Eroding painful memories with tears for fallen hardmen

What you need to know:

  • Refusing to mourn people who have held important public office is ungrateful and should be punished as a high crime.
  • Grieving together strengthens the nation’s value system, affirming mores of practice in silence.

On Friday, a 79-year-old former security minister who once rode in the president’s limousine was buried; today, a 67-year-old presidential bruiser goes to rest; and next week, perhaps another 77-year-old presidential confidant will be interred.

Grief has gripped Kenya in the wake of zero chill men who presided over the country’s safety and stability passing on. Their deaths – from cardiac arrests and cancer – are all the more painful coming as they do after crossing the country’s top-line life expectancy mark of 62 years.

LOCAL GANGSTER

Geoffrey Gitahi Kariuki was Security minister when government forces, acting on the premise of flushing out a local gangster known as Abdi Madobe, set fire to Bulla Kartasi, a residential village is Garissa, killing people and raping women. The local population was contained at Garissa Primary School football pitch for three days without water or food, resulting in more than 3,000 deaths. The Truth Justice and Reconciliation Commission said Kariuki should take responsibility for that.

Retired Major-General Nkaissery was Security minister when Kenya topped the African charts for extrajudicial executions. Last year alone, Amnesty International ranked Kenya as having recorded 122 of Africa’s 177 deaths at police hands. For this achievement, he should be greatly missed in death, as he had overcome allegations in the TJRC of participating in the Lotirir massacre to be approved by Parliament for appointment as Cabinet Secretary.

FALL GUY

Although Nicholas Biwott was never the Security minister, he was the fall guy for all the things that went wrong under Daniel arap Moi’s 24-year presidency. As it were, he was the only minister ever arrested in connection with the death of a fellow member of the Cabinet, Dr Robert Ouko, who appears to have shot himself in the foot, drank petrol and set his body aflame. Biwott goes to his grave leaving behind not a trace of evidence about the death of Ouko, and insinuations in the TJRC report about his involvement in the Likoni clashes of 1997 a forgotten memory.

Not all deaths are the same – some are marked with wailing, and others in stunned silence. Only two months ago, there was a tearless funeral for 18-year-old Claire Njoki Kiboi when she was buried in Murang’a. She met her end in a hail of police bullets in Nairobi’s Kayole area because she was suspected to be Nairobi’s Prettiest Thug.

SHOT MAN

Three months ago, in April, a police officer dragged a young man from a crowd, laid him on the tarmac in full public view in Nairobi’s Eastleigh area and shot him. Uncertain if he was still alive, he asked for a gun from his colleague and finished off the job. On Facebook, anonymous police officers still post pictures of suspects whom they warn to leave town, and before you can sign into the next session, their bodies are sprawled in finality.

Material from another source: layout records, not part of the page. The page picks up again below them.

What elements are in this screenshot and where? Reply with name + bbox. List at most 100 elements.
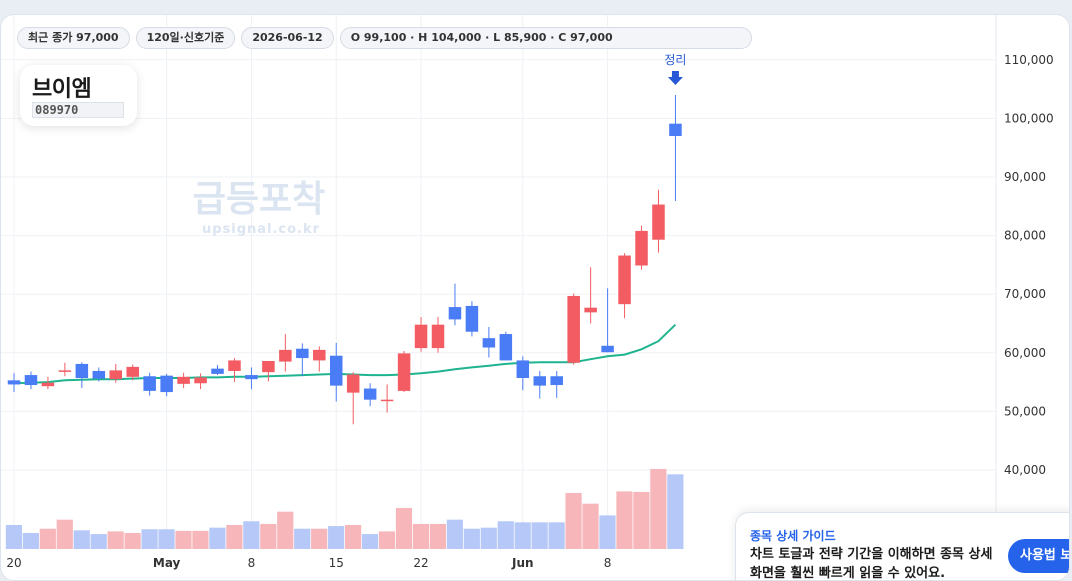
candle-body <box>211 368 224 374</box>
volume-bar <box>73 530 90 549</box>
watermark-title: 급등포착 <box>193 179 325 220</box>
candle-body <box>245 375 258 380</box>
candle-body <box>228 360 241 371</box>
candle-body <box>499 334 513 361</box>
volume-bar <box>5 525 23 549</box>
watermark-url: upsignal.co.kr <box>202 222 320 237</box>
y-tick-label: 50,000 <box>1004 404 1046 418</box>
y-tick-label: 80,000 <box>1004 229 1046 243</box>
y-tick-label: 90,000 <box>1004 170 1046 184</box>
volume-bar <box>175 530 192 549</box>
guide-button[interactable]: 사용법 보기 <box>1008 539 1069 573</box>
candle-body <box>329 355 343 386</box>
period-pill[interactable]: 120일·신호기준 <box>135 27 236 49</box>
signal-label: 정리 <box>664 53 686 67</box>
info-bar: 최근 종가 97,000 120일·신호기준 2026-06-12 O 99,1… <box>17 27 752 49</box>
stock-card: 브이엠 089970 <box>20 65 137 126</box>
candle-body <box>550 376 563 386</box>
volume-bar <box>582 503 599 549</box>
signal-arrow-icon <box>667 70 683 85</box>
volume-bar <box>429 523 446 549</box>
volume-bar <box>497 521 514 549</box>
volume-bar <box>463 528 480 549</box>
candle-body <box>635 230 648 266</box>
candle-body <box>75 363 89 378</box>
candle-body <box>448 307 462 320</box>
candle-body <box>584 307 597 313</box>
y-tick-label: 100,000 <box>1004 111 1054 125</box>
chart-frame: 40,000 50,000 60,000 70,000 80,000 90,000 100,… <box>0 14 1070 581</box>
candle-body <box>465 305 479 332</box>
candle-body <box>109 370 123 380</box>
volume-bar <box>39 528 56 549</box>
candle-body <box>92 370 106 379</box>
volume-bar <box>90 534 107 549</box>
candle-body <box>177 376 190 384</box>
candle-body <box>194 377 207 384</box>
volume-bar <box>56 519 73 549</box>
candle-body <box>262 361 275 373</box>
candle-body <box>482 338 496 348</box>
volume-bar <box>395 507 413 549</box>
volume-bar <box>531 522 548 549</box>
moving-average-line <box>13 323 677 385</box>
y-tick-label: 70,000 <box>1004 287 1046 301</box>
x-tick-label: 8 <box>604 556 612 570</box>
candle-body <box>296 348 309 359</box>
candle-body <box>346 374 360 393</box>
candle-body <box>41 382 55 387</box>
volume-bar <box>616 491 633 549</box>
candle-body <box>143 376 156 391</box>
stock-code: 089970 <box>32 102 124 118</box>
candle-body <box>618 255 631 305</box>
volume-bar <box>243 521 260 549</box>
candle-body <box>380 399 394 402</box>
candle-body <box>7 380 21 385</box>
candle-body <box>567 295 580 363</box>
volume-bar <box>633 491 650 549</box>
volume-bar <box>22 533 39 549</box>
volume-bar <box>192 530 209 549</box>
candle-body <box>160 375 173 393</box>
volume-bar <box>514 522 531 549</box>
volume-bar <box>277 511 294 549</box>
ohlc-pill: O 99,100 · H 104,000 · L 85,900 · C 97,0… <box>339 27 752 49</box>
volume-bar <box>548 522 565 549</box>
candle-body <box>363 388 377 400</box>
stock-name: 브이엠 <box>32 77 92 102</box>
x-tick-label: 15 <box>329 556 344 570</box>
y-tick-label: 110,000 <box>1004 53 1054 67</box>
volume-bar <box>260 523 277 549</box>
volume-bar <box>446 519 463 549</box>
price-chart[interactable]: 40,000 50,000 60,000 70,000 80,000 90,000 100,… <box>1 15 1069 580</box>
candle-body <box>652 204 665 240</box>
volume-bar <box>311 528 328 549</box>
candle-body <box>126 366 139 377</box>
volume-bar <box>412 523 430 549</box>
volume-bar <box>650 469 667 549</box>
volume-bar <box>294 528 311 549</box>
volume-bar <box>226 525 243 549</box>
y-tick-label: 60,000 <box>1004 346 1046 360</box>
last-close-pill: 최근 종가 97,000 <box>17 27 130 49</box>
candle-body <box>414 324 428 349</box>
guide-card: 종목 상세 가이드 차트 토글과 전략 기간을 이해하면 종목 상세 화면을 훨… <box>735 512 1069 581</box>
candle-body <box>669 123 682 136</box>
x-tick-label: 20 <box>6 556 21 570</box>
guide-body: 차트 토글과 전략 기간을 이해하면 종목 상세 화면을 훨씬 빠르게 읽을 수… <box>750 547 993 581</box>
volume-bar <box>378 531 396 549</box>
candle-body <box>516 360 530 378</box>
candle-body <box>58 370 72 372</box>
x-tick-label: 22 <box>413 556 428 570</box>
volume-bar <box>599 515 616 549</box>
candle-body <box>279 349 292 362</box>
volume-bar <box>107 531 124 549</box>
x-tick-label: Jun <box>511 556 534 570</box>
volume-bar <box>209 527 226 549</box>
volume-bar <box>565 493 582 549</box>
candle-body <box>24 375 38 386</box>
y-tick-label: 40,000 <box>1004 463 1046 477</box>
volume-bar <box>361 534 379 549</box>
candle-body <box>431 324 445 349</box>
volume-bar <box>158 529 175 549</box>
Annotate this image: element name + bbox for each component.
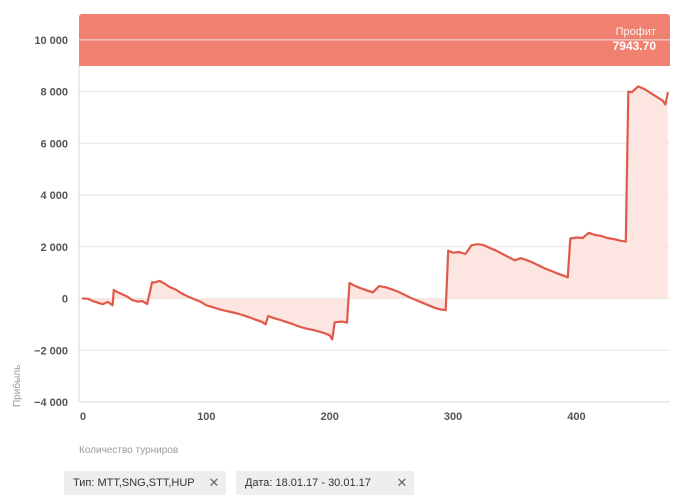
profit-summary: Профит 7943.70 bbox=[613, 26, 656, 53]
y-axis-title: Прибыль bbox=[11, 365, 23, 407]
y-tick-label: 8 000 bbox=[40, 87, 68, 99]
filter-chip-date[interactable]: Дата: 18.01.17 - 30.01.17 ✕ bbox=[236, 471, 414, 495]
filter-chip-type-label: Тип: MTT,SNG,STT,HUP bbox=[73, 477, 195, 489]
series-area bbox=[83, 86, 668, 340]
y-tick-label: 0 bbox=[62, 294, 68, 306]
y-tick-label: −2 000 bbox=[34, 345, 68, 357]
y-tick-label: −4 000 bbox=[34, 397, 68, 409]
close-icon[interactable]: ✕ bbox=[208, 475, 220, 490]
x-tick-label: 0 bbox=[80, 411, 86, 423]
close-icon[interactable]: ✕ bbox=[396, 475, 408, 490]
x-tick-label: 300 bbox=[444, 411, 462, 423]
y-tick-label: 10 000 bbox=[34, 35, 68, 47]
x-axis-title: Количество турниров bbox=[79, 445, 178, 456]
series-line bbox=[81, 85, 669, 341]
profit-label: Профит bbox=[615, 26, 656, 38]
profit-banner: Профит 7943.70 bbox=[79, 14, 670, 66]
filter-chip-date-label: Дата: 18.01.17 - 30.01.17 bbox=[245, 477, 371, 489]
x-tick-label: 100 bbox=[197, 411, 215, 423]
y-tick-label: 2 000 bbox=[40, 242, 68, 254]
x-tick-label: 200 bbox=[321, 411, 339, 423]
y-tick-label: 6 000 bbox=[40, 138, 68, 150]
profit-value: 7943.70 bbox=[612, 39, 656, 53]
y-tick-label: 4 000 bbox=[40, 190, 68, 202]
filter-chip-type[interactable]: Тип: MTT,SNG,STT,HUP ✕ bbox=[64, 471, 226, 495]
x-tick-label: 400 bbox=[567, 411, 585, 423]
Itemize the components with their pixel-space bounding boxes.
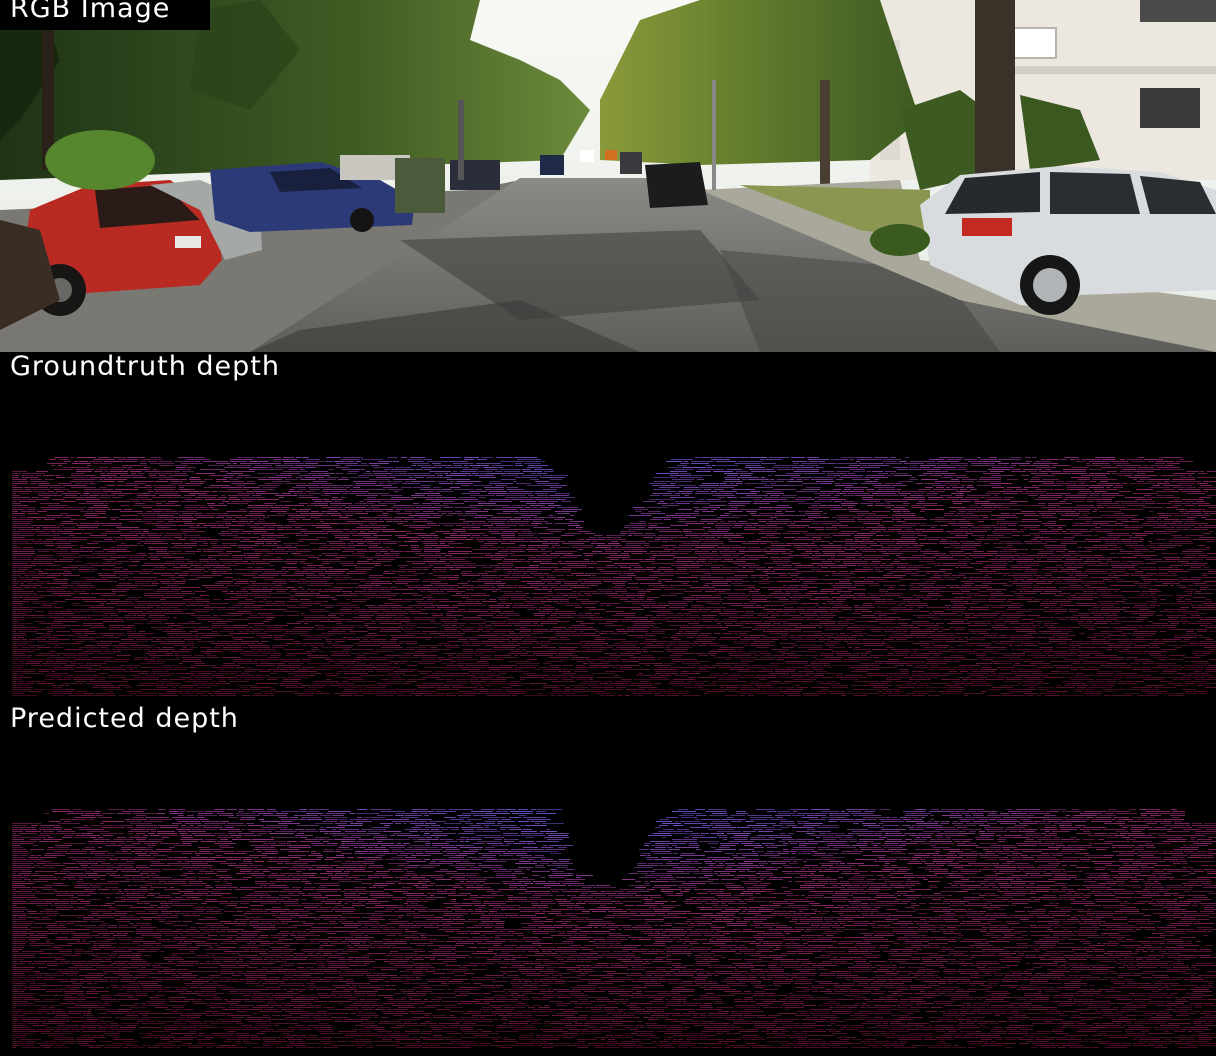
dark-car-center — [645, 162, 708, 208]
panel-label-rgb: RGB Image — [10, 0, 171, 24]
predicted-depth-map — [12, 809, 1216, 1048]
groundtruth-depth-panel: Groundtruth depth — [0, 352, 1216, 704]
panel-label-groundtruth: Groundtruth depth — [10, 352, 280, 382]
dark-car-left — [0, 220, 60, 330]
left-tree-canopy — [0, 0, 590, 180]
tree-trunk — [975, 0, 1015, 175]
right-tree-canopy — [600, 0, 920, 165]
rgb-image-panel: RGB Image — [0, 0, 1216, 352]
groundtruth-depth-map — [12, 457, 1216, 696]
rgb-street-scene — [0, 0, 1216, 352]
predicted-depth-panel: Predicted depth — [0, 704, 1216, 1056]
container — [395, 158, 445, 213]
panel-label-predicted: Predicted depth — [10, 704, 239, 734]
label-background — [0, 0, 210, 30]
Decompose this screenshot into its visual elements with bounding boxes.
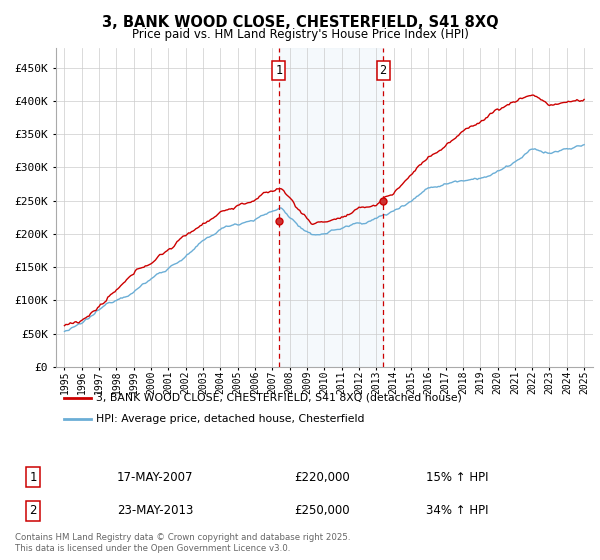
Text: 2: 2: [29, 504, 37, 517]
Text: 23-MAY-2013: 23-MAY-2013: [117, 504, 193, 517]
Text: Contains HM Land Registry data © Crown copyright and database right 2025.
This d: Contains HM Land Registry data © Crown c…: [15, 533, 350, 553]
Text: £250,000: £250,000: [294, 504, 350, 517]
Text: 3, BANK WOOD CLOSE, CHESTERFIELD, S41 8XQ (detached house): 3, BANK WOOD CLOSE, CHESTERFIELD, S41 8X…: [96, 393, 462, 403]
Bar: [279, 48, 383, 367]
Text: Price paid vs. HM Land Registry's House Price Index (HPI): Price paid vs. HM Land Registry's House …: [131, 28, 469, 41]
Text: 34% ↑ HPI: 34% ↑ HPI: [426, 504, 488, 517]
Text: HPI: Average price, detached house, Chesterfield: HPI: Average price, detached house, Ches…: [96, 414, 365, 424]
Text: 2: 2: [379, 64, 386, 77]
Text: 15% ↑ HPI: 15% ↑ HPI: [426, 470, 488, 484]
Text: 1: 1: [29, 470, 37, 484]
Text: £220,000: £220,000: [294, 470, 350, 484]
Text: 17-MAY-2007: 17-MAY-2007: [117, 470, 193, 484]
Text: 1: 1: [275, 64, 283, 77]
Text: 3, BANK WOOD CLOSE, CHESTERFIELD, S41 8XQ: 3, BANK WOOD CLOSE, CHESTERFIELD, S41 8X…: [101, 15, 499, 30]
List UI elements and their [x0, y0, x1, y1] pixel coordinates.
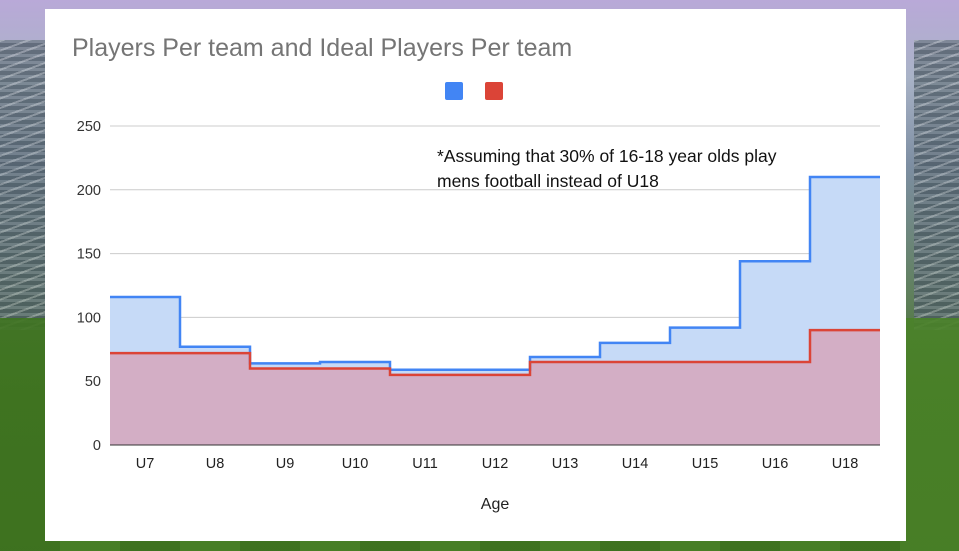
- series-2-area: [110, 330, 880, 445]
- y-tick-label: 200: [77, 183, 101, 199]
- stadium-background-left: [0, 40, 45, 330]
- y-tick-label: 150: [77, 247, 101, 263]
- y-tick-label: 0: [93, 438, 101, 454]
- x-tick-label-U8: U8: [206, 456, 225, 472]
- legend-swatch-series-1: [445, 82, 463, 100]
- y-tick-label: 50: [85, 374, 101, 390]
- x-tick-label-U16: U16: [762, 456, 789, 472]
- series-2-line: [110, 328, 880, 377]
- x-tick-label-U7: U7: [136, 456, 155, 472]
- x-tick-label-U18: U18: [832, 456, 859, 472]
- chart-card: Players Per team and Ideal Players Per t…: [45, 9, 906, 541]
- y-tick-label: 100: [77, 310, 101, 326]
- y-tick-label: 250: [77, 119, 101, 135]
- chart-annotation: *Assuming that 30% of 16-18 year olds pl…: [437, 144, 777, 194]
- x-tick-label-U12: U12: [482, 456, 509, 472]
- x-tick-label-U10: U10: [342, 456, 369, 472]
- annotation-line-1: *Assuming that 30% of 16-18 year olds pl…: [437, 146, 777, 166]
- x-axis-label: Age: [480, 496, 510, 513]
- stadium-background-right: [914, 40, 959, 330]
- chart-legend: [445, 82, 503, 100]
- x-tick-label-U14: U14: [622, 456, 649, 472]
- x-tick-label-U15: U15: [692, 456, 719, 472]
- legend-swatch-series-2: [485, 82, 503, 100]
- x-tick-label-U13: U13: [552, 456, 579, 472]
- chart-plot-area: 0 50 100 150 200 250 U7 U8 U9 U10 U11 U12 U13 U14 U15 U…: [77, 119, 880, 472]
- x-tick-label-U9: U9: [276, 456, 295, 472]
- x-tick-label-U11: U11: [412, 456, 438, 472]
- chart-title: Players Per team and Ideal Players Per t…: [72, 34, 573, 62]
- annotation-line-2: mens football instead of U18: [437, 171, 659, 191]
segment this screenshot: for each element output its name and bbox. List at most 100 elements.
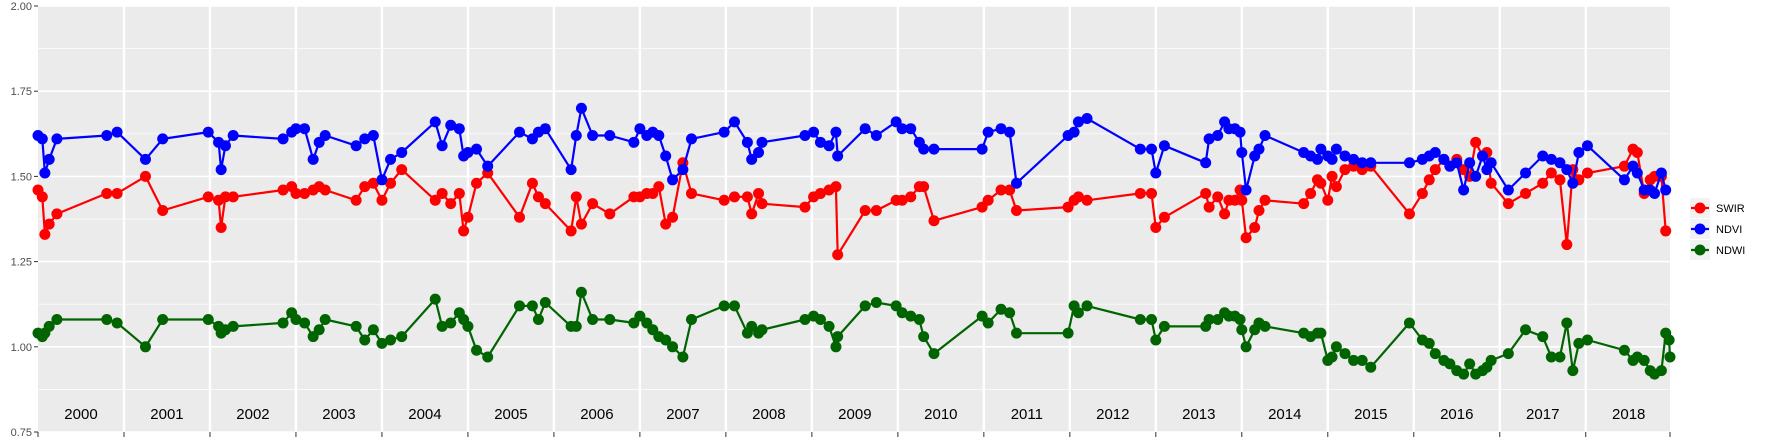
data-point-swir: [36, 191, 48, 203]
data-point-ndvi: [677, 164, 689, 176]
year-label: 2015: [1354, 406, 1387, 423]
data-point-ndvi: [385, 153, 397, 165]
data-point-ndwi: [928, 348, 940, 360]
data-point-ndvi: [741, 136, 753, 148]
data-point-swir: [718, 194, 730, 206]
data-point-ndvi: [307, 153, 319, 165]
data-point-ndvi: [1660, 184, 1672, 196]
data-point-ndwi: [756, 324, 768, 336]
year-label: 2009: [838, 406, 871, 423]
data-point-ndvi: [575, 102, 587, 114]
data-point-ndwi: [532, 314, 544, 326]
data-point-swir: [1339, 164, 1351, 176]
year-label: 2007: [666, 406, 699, 423]
data-point-ndwi: [830, 341, 842, 353]
year-labels: 2000 2001 2002 2003 2004 2005 2006 2007 2008 2009…: [64, 406, 1645, 423]
data-point-ndvi: [808, 126, 820, 138]
data-point-swir: [1326, 170, 1338, 182]
data-point-ndvi: [36, 133, 48, 145]
data-point-ndwi: [1240, 341, 1252, 353]
data-point-ndvi: [1554, 157, 1566, 169]
data-point-ndvi: [227, 130, 239, 142]
data-point-ndvi: [1458, 184, 1470, 196]
series-layer: [32, 102, 1676, 380]
data-point-swir: [859, 204, 871, 216]
data-point-ndwi: [905, 310, 917, 322]
data-point-ndvi: [539, 123, 551, 135]
data-point-ndwi: [859, 300, 871, 312]
data-point-ndvi: [753, 147, 765, 159]
data-point-ndwi: [718, 300, 730, 312]
data-point-ndwi: [1429, 348, 1441, 360]
year-label: 2017: [1526, 406, 1559, 423]
data-point-ndvi: [202, 126, 214, 138]
data-point-ndwi: [290, 314, 302, 326]
data-point-swir: [746, 208, 758, 220]
data-point-ndwi: [832, 331, 844, 343]
data-point-ndwi: [436, 320, 448, 332]
data-point-swir: [436, 187, 448, 199]
data-point-swir: [1322, 194, 1334, 206]
data-point-ndwi: [1330, 341, 1342, 353]
data-point-ndwi: [319, 314, 331, 326]
data-point-ndvi: [1545, 153, 1557, 165]
data-point-ndvi: [436, 140, 448, 152]
data-point-ndwi: [385, 334, 397, 346]
data-point-swir: [570, 191, 582, 203]
data-point-swir: [39, 228, 51, 240]
data-point-ndwi: [396, 331, 408, 343]
data-point-swir: [1203, 201, 1215, 213]
year-label: 2003: [322, 406, 355, 423]
data-point-ndwi: [1567, 365, 1579, 377]
data-point-ndwi: [1561, 317, 1573, 329]
data-point-ndvi: [905, 123, 917, 135]
data-point-swir: [429, 194, 441, 206]
data-point-ndvi: [1234, 126, 1246, 138]
data-point-ndvi: [814, 136, 826, 148]
data-point-ndvi: [660, 150, 672, 162]
data-point-ndvi: [1348, 153, 1360, 165]
year-label: 2004: [408, 406, 441, 423]
data-point-ndwi: [43, 320, 55, 332]
data-point-swir: [1554, 174, 1566, 186]
year-label: 2011: [1011, 406, 1043, 423]
data-point-swir: [832, 249, 844, 261]
data-point-ndwi: [1403, 317, 1415, 329]
data-point-ndwi: [660, 334, 672, 346]
data-point-ndvi: [111, 126, 123, 138]
data-point-swir: [1485, 177, 1497, 189]
data-point-ndvi: [1339, 150, 1351, 162]
data-point-ndwi: [587, 314, 599, 326]
data-point-ndwi: [918, 331, 930, 343]
data-point-swir: [653, 181, 665, 193]
data-point-ndvi: [367, 130, 379, 142]
data-point-ndwi: [1655, 365, 1667, 377]
data-point-ndvi: [471, 143, 483, 155]
data-point-swir: [1200, 187, 1212, 199]
data-point-ndvi: [51, 133, 63, 145]
data-point-ndvi: [514, 126, 526, 138]
data-point-swir: [462, 211, 474, 223]
data-point-ndvi: [396, 147, 408, 159]
data-point-swir: [359, 181, 371, 193]
data-point-swir: [101, 187, 113, 199]
data-point-ndwi: [1618, 344, 1630, 356]
data-point-swir: [1545, 167, 1557, 179]
data-point-swir: [587, 198, 599, 210]
data-point-ndvi: [604, 130, 616, 142]
data-point-ndwi: [1011, 327, 1023, 339]
data-point-swir: [458, 225, 470, 237]
data-point-ndwi: [575, 286, 587, 298]
data-point-swir: [299, 187, 311, 199]
data-point-ndvi: [1561, 164, 1573, 176]
data-point-ndvi: [1470, 170, 1482, 182]
year-label: 2002: [236, 406, 269, 423]
data-point-ndvi: [157, 133, 169, 145]
year-label: 2001: [150, 406, 183, 423]
data-point-ndwi: [1072, 307, 1084, 319]
data-point-swir: [277, 184, 289, 196]
data-point-ndwi: [514, 300, 526, 312]
data-point-ndvi: [139, 153, 151, 165]
data-point-ndvi: [718, 126, 730, 138]
data-point-swir: [1423, 174, 1435, 186]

Since Kenyans are squeamish, it is best that hard men who can take tough decisions dispatch people needing to die young.

NOT OFFICIAL

Killings may occur accidentally, but that cannot be the official policy of the Kenya government. Last year, President Uhuru Kenyatta commuted the death sentences of all 2,747 people convicted to hang for murder or violent robbery to life in prison. His predecessor, President Mwai Kibaki, had no heart for blood, either, and in August 2009 commuted the sentences of 4,000 death-row inmates to life in prison. Even though the death penalty remains on the law books, Kenya has not legally executed anybody for over 30 years.

If the presidents Kenya has do not have the stomach to do their duty, those willing to serve their country must be repaid with honour.

Refusing to mourn people who have held important public office is ungrateful and should be punished as a high crime. Grieving together strengthens the nation’s value system, affirming mores of practice in silence.

Kwamchetsi Makokha is the programme advisor at Journalists for Justice.

The views expressed here are his own and do not represent those of JfJ.